Almost no young Australians have a plan for their retirement, with most unlikely to even know how much they have in superannuation, according to a survey published this week by academics from the University of Melbourne.
The research project – led by law expert Ian Ramsay – surveyed 994 Australians aged between 25 and 34 and found that most respondents did not even look at their periodic super statements.
While Professor Ramsay acknowledged that young people were under many pressures and could be forgiven for not being overly focused on retirement strategies, he observed that the low levels of engagement detected by the survey were surprising.
“It’s perfectly understandable that young adults can have higher priorities at that stage of their lives, but they should be, in our view, more engaged with the choices they make in superannuation,” he said.
• 6.5 per cent have a plan for retirement
• 20 per cent of young people trust their super fund
• One-third read their statements
• Superannuation knowledge improved with longer work experience and higher education
Industry Super Australia CEO David Whiteley told The New Daily that disengagement in younger life is a natural by-product of a compulsory superannuation system.
“Compulsory super is one of the most significant economic achievements in Australia, but having created 10-plus million compulsory savers what we haven’t created is 10-plus million active and engaged investors,” Mr Whiteley said.
A lack of interest between the ages of 25 and 34 is to be expected and is even “entirely rational”, he said, because young families are in “start-up phase” when more immediate matters – mortgage, HECS debt, holidays, the costs of children and more – crowd the minds of younger adults.
The system should accommodate this natural progression from carelessness in younger life to “deep concern” as retirement looms, he said.
“We estimate that eight in 10 people do not choose their own super fund – that they are defaulted into the workplace default fund,” Mr Whiteley said.
Australian Super head of external relations Stephen McMahon agreed that superannuation is unsurprisingly “not a priority” for many young people, but said that keeping a close eye on fees and consolidating multiple accounts in the early years “can make an enormous difference later” due to the nature of compound interest.
“If they get it right now it can make an enormous difference later as the money saved early on compounds over the lifetime journey,” he said.

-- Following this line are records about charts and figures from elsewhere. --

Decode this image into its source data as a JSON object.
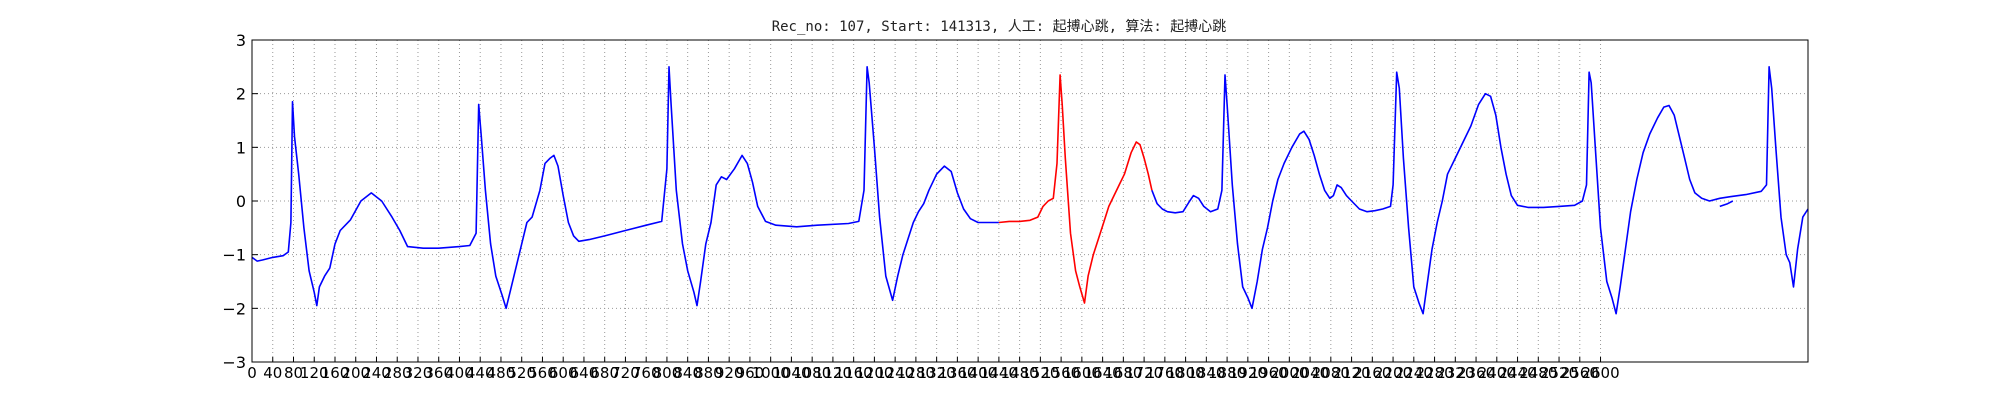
{
  "chart_data": {
    "type": "line",
    "title": "Rec_no: 107, Start: 141313, 人工: 起搏心跳, 算法: 起搏心跳",
    "xlabel": "",
    "ylabel": "",
    "xlim": [
      0,
      3000
    ],
    "ylim": [
      -3,
      3
    ],
    "grid": true,
    "y_ticks": [
      "3",
      "2",
      "1",
      "0",
      "−1",
      "−2",
      "−3"
    ],
    "x_ticks": [
      "0",
      "40",
      "80",
      "120",
      "160",
      "200",
      "240",
      "280",
      "320",
      "360",
      "400",
      "440",
      "480",
      "520",
      "560",
      "600",
      "640",
      "680",
      "720",
      "760",
      "800",
      "840",
      "880",
      "920",
      "960",
      "1000",
      "1040",
      "1080",
      "1120",
      "1160",
      "1200",
      "1240",
      "1280",
      "1320",
      "1360",
      "1400",
      "1440",
      "1480",
      "1520",
      "1560",
      "1600",
      "1640",
      "1680",
      "1720",
      "1760",
      "1800",
      "1840",
      "1880",
      "1920",
      "1960",
      "2000",
      "2040",
      "2080",
      "2120",
      "2160",
      "2200",
      "2240",
      "2280",
      "2320",
      "2360",
      "2400",
      "2440",
      "2480",
      "2520",
      "2560",
      "2600"
    ],
    "x_tick_spacing": 40,
    "colors": {
      "signal": "#0000ff",
      "highlight": "#ff0000",
      "grid": "#999999",
      "axis": "#000000"
    },
    "series": [
      {
        "color": "#0000ff",
        "points": [
          [
            0,
            -1.05
          ],
          [
            10,
            -1.12
          ],
          [
            20,
            -1.1
          ],
          [
            40,
            -1.05
          ],
          [
            60,
            -1.02
          ],
          [
            70,
            -0.95
          ],
          [
            75,
            -0.4
          ],
          [
            78,
            1.85
          ],
          [
            82,
            1.2
          ],
          [
            90,
            0.5
          ],
          [
            100,
            -0.5
          ],
          [
            110,
            -1.3
          ],
          [
            120,
            -1.7
          ],
          [
            125,
            -1.95
          ],
          [
            130,
            -1.6
          ],
          [
            140,
            -1.4
          ],
          [
            150,
            -1.25
          ],
          [
            160,
            -0.8
          ],
          [
            170,
            -0.55
          ],
          [
            190,
            -0.35
          ],
          [
            210,
            0.0
          ],
          [
            230,
            0.15
          ],
          [
            250,
            0.0
          ],
          [
            270,
            -0.3
          ],
          [
            285,
            -0.55
          ],
          [
            300,
            -0.85
          ],
          [
            330,
            -0.88
          ],
          [
            360,
            -0.88
          ],
          [
            400,
            -0.85
          ],
          [
            420,
            -0.83
          ],
          [
            432,
            -0.6
          ],
          [
            437,
            1.8
          ],
          [
            442,
            1.2
          ],
          [
            450,
            0.2
          ],
          [
            460,
            -0.8
          ],
          [
            470,
            -1.4
          ],
          [
            482,
            -1.75
          ],
          [
            490,
            -2.0
          ],
          [
            500,
            -1.6
          ],
          [
            510,
            -1.2
          ],
          [
            520,
            -0.8
          ],
          [
            530,
            -0.4
          ],
          [
            540,
            -0.3
          ],
          [
            555,
            0.2
          ],
          [
            565,
            0.7
          ],
          [
            575,
            0.8
          ],
          [
            582,
            0.85
          ],
          [
            590,
            0.65
          ],
          [
            600,
            0.1
          ],
          [
            610,
            -0.4
          ],
          [
            620,
            -0.65
          ],
          [
            630,
            -0.75
          ],
          [
            650,
            -0.72
          ],
          [
            680,
            -0.65
          ],
          [
            720,
            -0.55
          ],
          [
            760,
            -0.45
          ],
          [
            790,
            -0.38
          ],
          [
            800,
            0.6
          ],
          [
            804,
            2.5
          ],
          [
            808,
            1.8
          ],
          [
            818,
            0.2
          ],
          [
            830,
            -0.8
          ],
          [
            840,
            -1.3
          ],
          [
            852,
            -1.7
          ],
          [
            858,
            -1.95
          ],
          [
            865,
            -1.5
          ],
          [
            875,
            -0.8
          ],
          [
            885,
            -0.4
          ],
          [
            895,
            0.3
          ],
          [
            905,
            0.45
          ],
          [
            915,
            0.4
          ],
          [
            930,
            0.6
          ],
          [
            945,
            0.85
          ],
          [
            955,
            0.7
          ],
          [
            965,
            0.35
          ],
          [
            975,
            -0.1
          ],
          [
            990,
            -0.38
          ],
          [
            1010,
            -0.45
          ],
          [
            1050,
            -0.48
          ],
          [
            1090,
            -0.45
          ],
          [
            1150,
            -0.42
          ],
          [
            1170,
            -0.38
          ],
          [
            1180,
            0.2
          ],
          [
            1186,
            2.5
          ],
          [
            1190,
            2.2
          ],
          [
            1200,
            1.0
          ],
          [
            1210,
            -0.3
          ],
          [
            1222,
            -1.4
          ],
          [
            1235,
            -1.85
          ],
          [
            1245,
            -1.4
          ],
          [
            1255,
            -1.0
          ],
          [
            1265,
            -0.7
          ],
          [
            1275,
            -0.4
          ],
          [
            1285,
            -0.2
          ],
          [
            1295,
            -0.05
          ],
          [
            1305,
            0.2
          ],
          [
            1320,
            0.5
          ],
          [
            1335,
            0.65
          ],
          [
            1348,
            0.55
          ],
          [
            1360,
            0.15
          ],
          [
            1372,
            -0.15
          ],
          [
            1385,
            -0.33
          ],
          [
            1400,
            -0.4
          ],
          [
            1420,
            -0.4
          ],
          [
            1440,
            -0.4
          ]
        ]
      },
      {
        "color": "#ff0000",
        "points": [
          [
            1440,
            -0.4
          ],
          [
            1460,
            -0.38
          ],
          [
            1480,
            -0.38
          ],
          [
            1500,
            -0.36
          ],
          [
            1515,
            -0.3
          ],
          [
            1525,
            -0.1
          ],
          [
            1535,
            0.0
          ],
          [
            1545,
            0.05
          ],
          [
            1552,
            0.7
          ],
          [
            1558,
            2.35
          ],
          [
            1562,
            1.8
          ],
          [
            1568,
            0.8
          ],
          [
            1578,
            -0.6
          ],
          [
            1588,
            -1.3
          ],
          [
            1596,
            -1.6
          ],
          [
            1605,
            -1.9
          ],
          [
            1612,
            -1.4
          ],
          [
            1622,
            -1.0
          ],
          [
            1632,
            -0.7
          ],
          [
            1642,
            -0.4
          ],
          [
            1652,
            -0.1
          ],
          [
            1662,
            0.1
          ],
          [
            1672,
            0.3
          ],
          [
            1682,
            0.5
          ],
          [
            1695,
            0.9
          ],
          [
            1705,
            1.1
          ],
          [
            1712,
            1.05
          ],
          [
            1720,
            0.8
          ],
          [
            1728,
            0.5
          ],
          [
            1735,
            0.2
          ]
        ]
      },
      {
        "color": "#0000ff",
        "points": [
          [
            1735,
            0.2
          ],
          [
            1745,
            -0.05
          ],
          [
            1755,
            -0.15
          ],
          [
            1765,
            -0.2
          ],
          [
            1780,
            -0.22
          ],
          [
            1795,
            -0.2
          ],
          [
            1808,
            0.0
          ],
          [
            1815,
            0.1
          ],
          [
            1825,
            0.05
          ],
          [
            1835,
            -0.1
          ],
          [
            1848,
            -0.2
          ],
          [
            1862,
            -0.15
          ],
          [
            1870,
            0.2
          ],
          [
            1876,
            2.35
          ],
          [
            1880,
            1.8
          ],
          [
            1890,
            0.3
          ],
          [
            1900,
            -0.8
          ],
          [
            1910,
            -1.6
          ],
          [
            1920,
            -1.8
          ],
          [
            1928,
            -2.0
          ],
          [
            1938,
            -1.5
          ],
          [
            1948,
            -0.9
          ],
          [
            1958,
            -0.5
          ],
          [
            1968,
            0.0
          ],
          [
            1978,
            0.4
          ],
          [
            1990,
            0.7
          ],
          [
            2005,
            1.0
          ],
          [
            2020,
            1.25
          ],
          [
            2028,
            1.3
          ],
          [
            2038,
            1.15
          ],
          [
            2048,
            0.85
          ],
          [
            2058,
            0.5
          ],
          [
            2068,
            0.2
          ],
          [
            2078,
            0.05
          ],
          [
            2085,
            0.1
          ],
          [
            2092,
            0.3
          ],
          [
            2100,
            0.25
          ],
          [
            2110,
            0.1
          ],
          [
            2120,
            0.0
          ],
          [
            2135,
            -0.15
          ],
          [
            2150,
            -0.2
          ],
          [
            2165,
            -0.18
          ],
          [
            2180,
            -0.15
          ],
          [
            2195,
            -0.1
          ],
          [
            2200,
            0.3
          ],
          [
            2207,
            2.4
          ],
          [
            2212,
            2.1
          ],
          [
            2220,
            0.8
          ],
          [
            2230,
            -0.5
          ],
          [
            2240,
            -1.6
          ],
          [
            2250,
            -1.9
          ],
          [
            2258,
            -2.1
          ],
          [
            2265,
            -1.6
          ],
          [
            2275,
            -0.9
          ],
          [
            2285,
            -0.4
          ],
          [
            2295,
            0.0
          ],
          [
            2305,
            0.5
          ],
          [
            2320,
            0.8
          ],
          [
            2335,
            1.1
          ],
          [
            2350,
            1.4
          ],
          [
            2365,
            1.8
          ],
          [
            2378,
            2.0
          ],
          [
            2388,
            1.95
          ],
          [
            2398,
            1.6
          ],
          [
            2408,
            1.0
          ],
          [
            2418,
            0.5
          ],
          [
            2428,
            0.1
          ],
          [
            2440,
            -0.08
          ],
          [
            2460,
            -0.12
          ],
          [
            2490,
            -0.12
          ],
          [
            2520,
            -0.1
          ],
          [
            2550,
            -0.08
          ],
          [
            2565,
            0.0
          ],
          [
            2573,
            0.3
          ],
          [
            2578,
            2.4
          ],
          [
            2582,
            2.2
          ],
          [
            2590,
            1.0
          ],
          [
            2600,
            -0.5
          ],
          [
            2612,
            -1.5
          ],
          [
            2622,
            -1.8
          ],
          [
            2630,
            -2.1
          ],
          [
            2638,
            -1.6
          ],
          [
            2648,
            -0.9
          ],
          [
            2658,
            -0.2
          ],
          [
            2670,
            0.4
          ],
          [
            2682,
            0.9
          ],
          [
            2695,
            1.25
          ],
          [
            2710,
            1.55
          ],
          [
            2722,
            1.75
          ],
          [
            2732,
            1.78
          ],
          [
            2742,
            1.6
          ],
          [
            2752,
            1.2
          ],
          [
            2762,
            0.8
          ],
          [
            2772,
            0.4
          ],
          [
            2782,
            0.15
          ],
          [
            2795,
            0.05
          ],
          [
            2810,
            0.0
          ],
          [
            2830,
            0.05
          ],
          [
            2850,
            0.08
          ],
          [
            2880,
            0.12
          ],
          [
            2910,
            0.18
          ],
          [
            2920,
            0.3
          ],
          [
            2925,
            2.5
          ],
          [
            2930,
            2.1
          ],
          [
            2938,
            1.0
          ],
          [
            2948,
            -0.3
          ],
          [
            2958,
            -1.0
          ],
          [
            2965,
            -1.15
          ],
          [
            2972,
            -1.6
          ],
          [
            2980,
            -0.9
          ],
          [
            2990,
            -0.3
          ],
          [
            3000,
            -0.15
          ]
        ]
      },
      {
        "color": "#0000ff",
        "points": [
          [
            2830,
            -0.1
          ],
          [
            2845,
            -0.05
          ],
          [
            2855,
            0.0
          ]
        ]
      }
    ]
  }
}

Although the poor level of engagement was a key finding of the study, also conspicuous was the high level of disillusionment of respondents.
“Only 20 per cent of respondents told us they trusted the super industry,” Professor Ramsay said.
“We did not ask them why they felt this way, but we did detect a sense of worry among most of the respondents.
“Superannuation rules are continually changing – it’s harder to build trust in such an environment.”
Professor Ramsay said he believed the complexity of superannuation terms and rules also contributed to low trust levels. Only one-third said that reading and understanding super statements was easy.
Despite the problem of complexity, the survey also found 58 per cent of young men over-estimated their understanding of superannuation compared to 41 per cent for women.
“Overconfidence is a worry because it tells us that young people are less open to education,” Ramsay said.
According to the survey, most young adults do not understand the basics of funding their retirements, including the age at which they can begin drawing on their accounts.
The research findings confirm other recent studies, which found that systemic problems such as employers underpaying the super guarantee, were linked with a lack of engagement of workers.
The survey of 994 people aged 25-34 was conducted between December and March using an online questionnaire that was emailed to participants in all states and territories.